There are three main methods by which a NJ case case can be resolved.  As will be discussed below, each method has its own pro’s and con’s andyou should be careful in selecting the approach that you will believe will work best for your case.  It is important to realize that these various approaches are not mutually exclusive and can be used in combination.  A skilled attorney should be competent in all available resolution techniques.  Recognizing that each divorce case is unique, not all resolution methodologies work in each situation.  If there is a Domestic Violence Restraining Order in place, your options may be limited.
Direct Negotiation

Many cases can be readily and properly resolved by direct negotiations between the parties and there attorneys.  This approach affords the litigants the greatest level of control over the proceding and the ultimate outcome.  However, it requires a high degree of cooperation between the parties.   Sadly, this dynamic is often absent in divorce proceedings.
Alternate Dispute Resolution

If and when direct negotions break down, or are not feasible, there are two primary methods of Alternate Dispute Resolution (ADR).  As with direct negotions, these paths require a high level of cooperation. The two main types of ADR are mediation and arbitration.
What is mediation?

Mediation is a voluntary process.  There is the court adminstered custody and parenting time mediation and there is private mediation where the parties select a mediator who can review the facts, consider the legal arguments and help facilitate a settlement.
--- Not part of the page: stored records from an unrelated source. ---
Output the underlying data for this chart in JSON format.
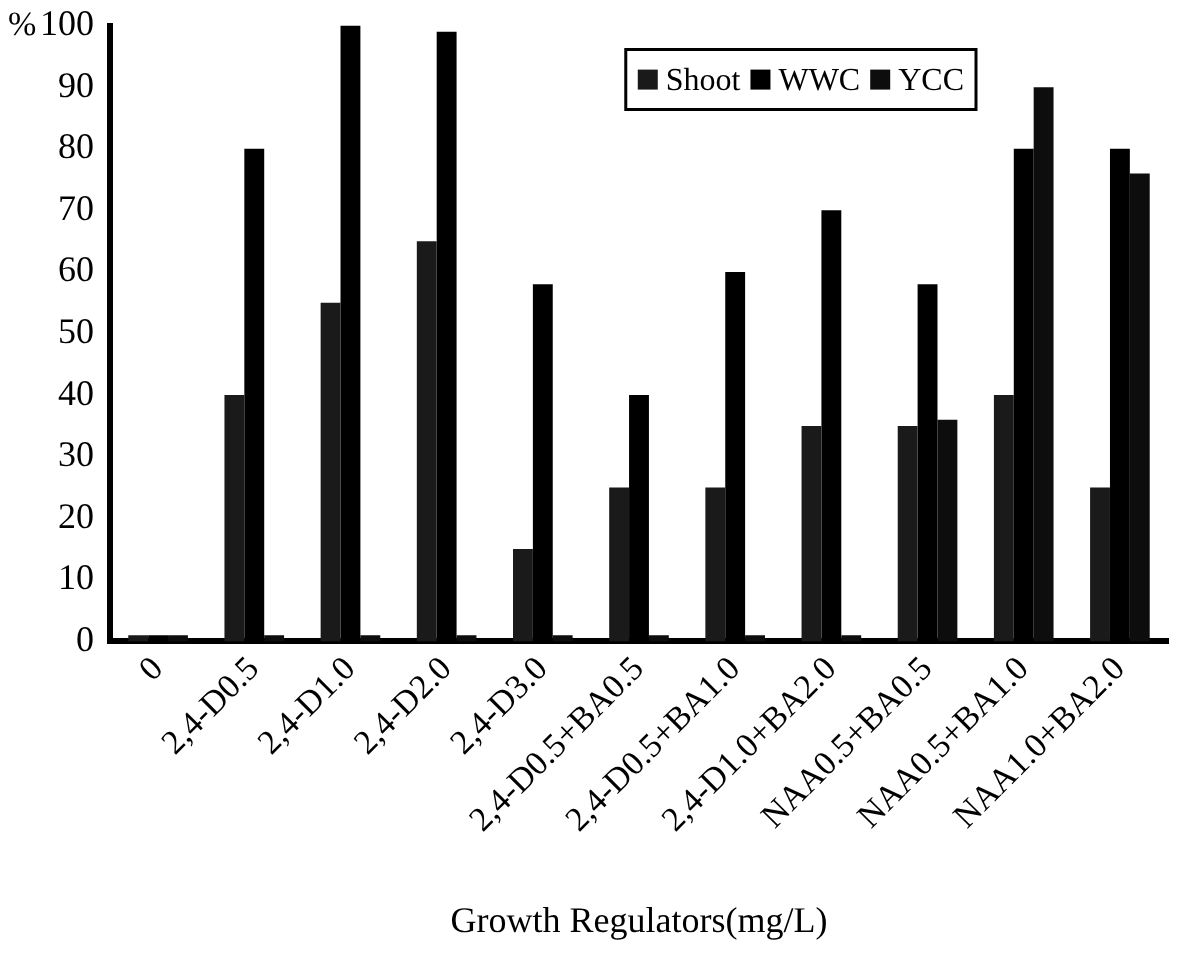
{
  "chart_data": {
    "type": "bar",
    "xlabel": "Growth Regulators(mg/L)",
    "ylabel": "%",
    "categories": [
      "0",
      "2,4-D0.5",
      "2,4-D1.0",
      "2,4-D2.0",
      "2,4-D3.0",
      "2,4-D0.5+BA0.5",
      "2,4-D0.5+BA1.0",
      "2,4-D1.0+BA2.0",
      "NAA0.5+BA0.5",
      "NAA0.5+BA1.0",
      "NAA1.0+BA2.0"
    ],
    "series": [
      {
        "name": "Shoot",
        "color": "#1a1a1a",
        "values": [
          1,
          40,
          55,
          65,
          15,
          25,
          25,
          35,
          35,
          40,
          25
        ]
      },
      {
        "name": "WWC",
        "color": "#000000",
        "values": [
          1,
          80,
          100,
          99,
          58,
          40,
          60,
          70,
          58,
          80,
          80
        ]
      },
      {
        "name": "YCC",
        "color": "#0d0d0d",
        "values": [
          1,
          1,
          1,
          1,
          1,
          1,
          1,
          1,
          36,
          90,
          76
        ]
      }
    ],
    "ylim": [
      0,
      100
    ],
    "yticks": [
      0,
      10,
      20,
      30,
      40,
      50,
      60,
      70,
      80,
      90,
      100
    ],
    "grid": false,
    "legend": "top right"
  }
}
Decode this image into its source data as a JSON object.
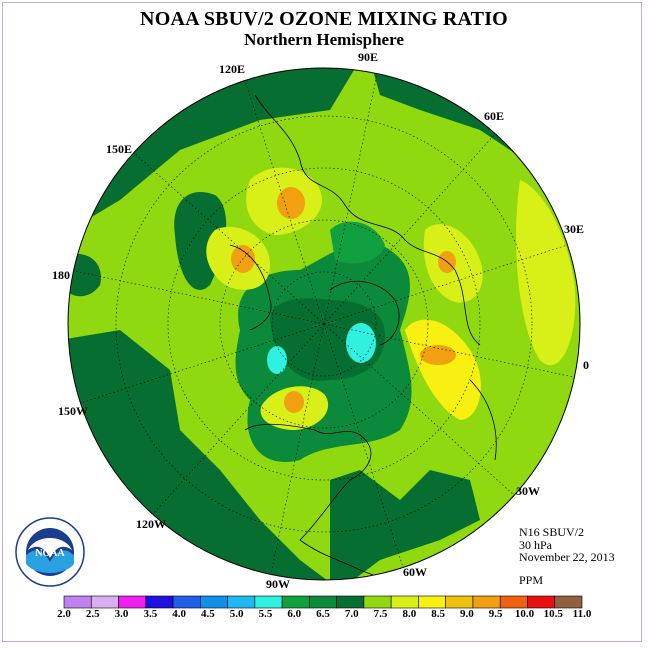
{
  "title": "NOAA SBUV/2 OZONE MIXING RATIO",
  "subtitle": "Northern Hemisphere",
  "longitude_labels": [
    "90E",
    "60E",
    "30E",
    "0",
    "30W",
    "60W",
    "90W",
    "120W",
    "150W",
    "180",
    "150E",
    "120E"
  ],
  "info": {
    "satellite": "N16 SBUV/2",
    "level": "30 hPa",
    "date": "November 22, 2013",
    "units": "PPM"
  },
  "logo": {
    "text": "NOAA",
    "ring_text": "NATIONAL OCEANIC AND ATMOSPHERIC ADMINISTRATION · U.S. DEPARTMENT OF COMMERCE"
  },
  "colorbar": {
    "ticks": [
      "2.0",
      "2.5",
      "3.0",
      "3.5",
      "4.0",
      "4.5",
      "5.0",
      "5.5",
      "6.0",
      "6.5",
      "7.0",
      "7.5",
      "8.0",
      "8.5",
      "9.0",
      "9.5",
      "10.0",
      "10.5",
      "11.0"
    ],
    "colors": [
      "#c080f0",
      "#d8b0f0",
      "#f020f0",
      "#2010e0",
      "#2060e8",
      "#1090e8",
      "#20b8f0",
      "#30f0e0",
      "#10a040",
      "#0a8a3a",
      "#066e30",
      "#90d810",
      "#d8f018",
      "#f8f010",
      "#f0c010",
      "#f0a010",
      "#f06010",
      "#e81010",
      "#906040"
    ]
  },
  "map_colors": {
    "ocean_background": "#90d810",
    "dark_green": "#066e30",
    "mid_green": "#0a8a3a",
    "light_green": "#10a040",
    "yellow_green": "#d8f018",
    "yellow": "#f8f010",
    "orange": "#f0a010",
    "cyan": "#30f0e0"
  }
}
The mediator works for both litigants and does not take sides.  Any recommendations offered by the mediator are non-binding.
What is arbitration?

Arbitration is another ADR option.  Unlike mediation, arbitration can result in a binding decision.  In arbitration, the parties are giving the arbitrator judge-like authority over their case.  Typically, the litigants and their attorneys will enter into an Arbitration Agreement that will define the issues to be addressed, the format of the proceedings.  The determinations of the arbitrator are typcially binding on the litigants.  
ADR can be a practical approach to resolving your divorce.  It can also lead to frustration, delay and additional expense.  Working with your attorney will allow you to selcet the resolution method best suited for your case.